A banda é composta pelo vocalista Raphael Moraes, Amandio Galvão na guitarra, Guima Scartezini, baterista, Marcos Nascimento, baixista e Marcus Pereira na percussão. O show foi repleto de emoção e a platéia toda se rendeu ao som da Nuvens, cantando junto em um coro mais que impecável. 



Conseguimos uma entrevista com o vocalista após o show. Num ambiente conturbado onde a esquipe trabalhava para guardar os instrumentos, Rapha Moraes nos cedeu alguns minutos. A entrevista é divertida, onde diversas pausas ocorreram, o que nos trouxe boas risadas, seja para dizer onde se deve guardar a guitarra ou chamar algum especial, o que importa é que o vocalista não mediu esforços para nos apresentar sua banda. 



GOR: Primeiramente eu gostaria de agradecer pelo seu tempo em nome do GOR. E gostaríamos de saber como surgiu a banda e como vocês se conheceram.
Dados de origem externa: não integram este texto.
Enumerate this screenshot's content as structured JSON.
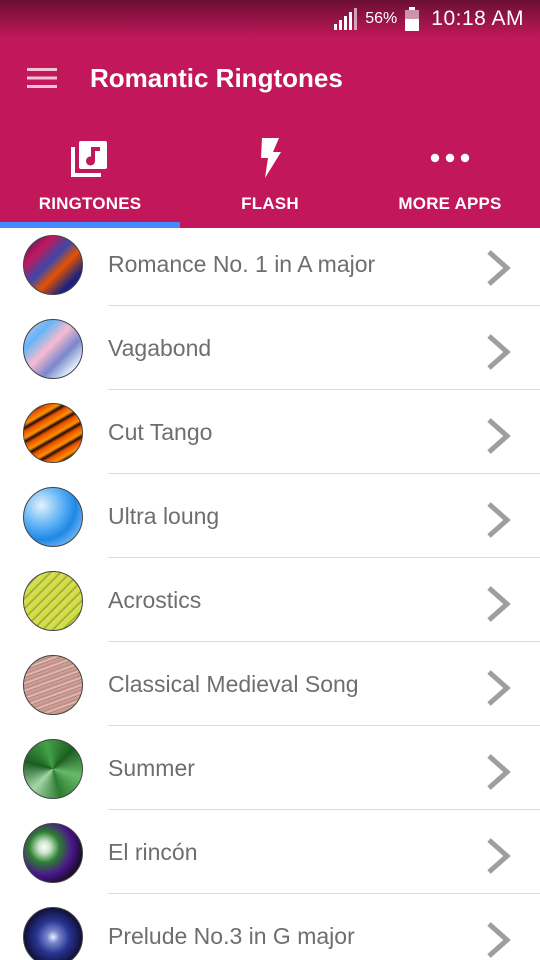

Rapha: A Nuvens surgiu, eu fazia parte de uma outra banda, era um dos compositores e tocava baixo, só que eu comecei a compor muito, muito e muito e senti a necessidade de fazer algo mais com a minha cara, que eu conseguisse dar voz para as minhas ideias na hora que elas viessem, enfim, esse foi o objetivo inicial. Então a Nuvens começou comigo sozinho, como um projeto meu e depois eu fui conhecendo as pessoas aos poucos, como por exemplo dessa formação, o mais recente é o Guima que é o baterista. O Amandio, o Marcão e o Marquinhos são da banda desde o começo. E aí eu fui procurando por eles, assim, o professor de percussão do Marquinhos fez dois ensaios com a gente e não pôde mais, então ele indicou o Marquinhos. Ninguém se conhecia, isso que é bem legal. A gente se conheceu na música, na arte… Nós não éramos um grupo de amigos que fomos fazer música, e sim um grupo de artistas que se juntou para fazer arte e daí surgiu a amizade. 



GOR: E como acontece o processo de composição das músicas? É só você ou tem mais gente no meio?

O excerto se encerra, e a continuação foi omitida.